Haberleri izliyorum. Elimde kumanda gözlerim ekran safarisine başlıyor.
Belki, akşam haberlerinden farklı bir habere rast gelirim, düşüncesiyle bir kanalda duruyorum.
Gözleri yaşlı bir genç kızımız ekranlarda beliriyor. Adı Yağmur.
Diyor:
" Beni şu hayatta yalnız bırakan emlakçıdan davacıyım."
Merakla izliyorum. Emlakçı hasarlı evi tutmaları için çok methetmiş. Annesini ikna etmiş. Evi kiralayıp taşınmışlar. Taşındıkları günden beri içinde bir sıkıntı oluşmuş Yağmur'un. Sevmemiş evi. Bir türlü içi ısınamamış eve...
Ve o korkunç deprem oluyor.
İzmir depreminde annesi ile 2,5 yaşındaki evladına mezar oluyor o apartman.
Sevgili Yağmur gözyaşları döküyor.
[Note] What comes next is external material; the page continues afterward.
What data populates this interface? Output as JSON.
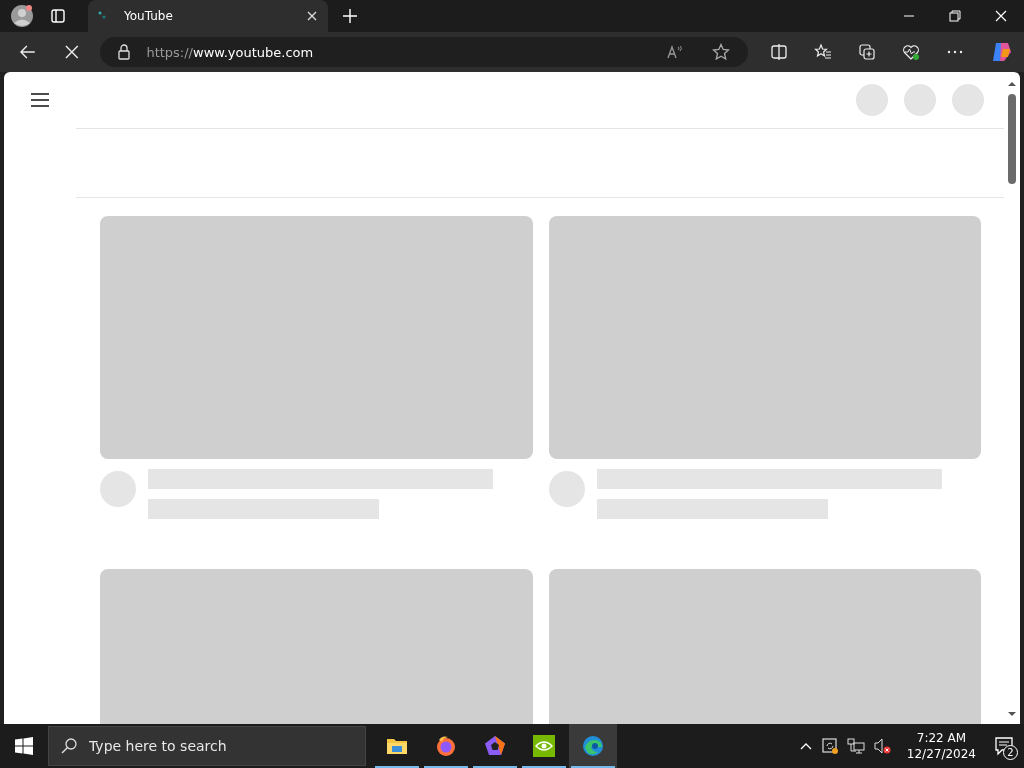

Diyor:
" Annemin bana çocuğuma son mesajı kaldı geride."
Belli ki, AFAD ekipleri enkazdan kişisel eşyalarını teslim etmiş sevgili Yağmur'a...elinde annesinin cep telefonu tutuyor.
Diyor:
" Biliyor musunuz? Annemin bana son mesajı SENİ SEVİYORUM KIZIM, olmuş... "
Evet, beni donduran o son mesaj oluyor. Haber spikerini duymuyorum bile. Aklıma vedasız gidişlerden biri geliyor zira.
" Seni Seviyorum"
İki sihirli sözcük geride boynu bükük öksüz kalmış.
İtalyan asıllı Güney Kaliforniya' da felsefe öğretim görevlisi Leo Buscaglia'nın bir anısı düşüyor belleğimden...
...
Yüksek lisans eğitimindeki öğrencilerine sesleniyor Buscaglia:
" Kâğıtlarınızı çıkartın. Sizi sınav yapacağım."
Öğrencileri şaşırıyor. Çünkü hazırlıksız yakalanmışlardı. Onların tedirginliğini anlıyor zeki, sempatik felsefeci;
" Korkmayın. Sadece bir soru soracağım. Bu sınav sizin bu senenin son sınavı olacak. Yanıtlayalar sınıfını geçecek."
Ve soruyor:
" Doktorunuzdan öleceğinizi öğrendiniz. Sadece bir haftanız kalmış. O an ne yapardınız?"
Tüm sınıf, hiç düşünmeden çalakalem soruyu yanıtlıyor.
Hoca ikinci derste sınav kağıtlarını tek tek okuyup notunu veriyor.
Öğrencilerin hepsi aynı yanıtı vermiş. Tabi hocanın beklediği de bu yanıt oluyor.
" Önemsediğim insana koşar, ona onu ne çok sevdiğimi söylerdim."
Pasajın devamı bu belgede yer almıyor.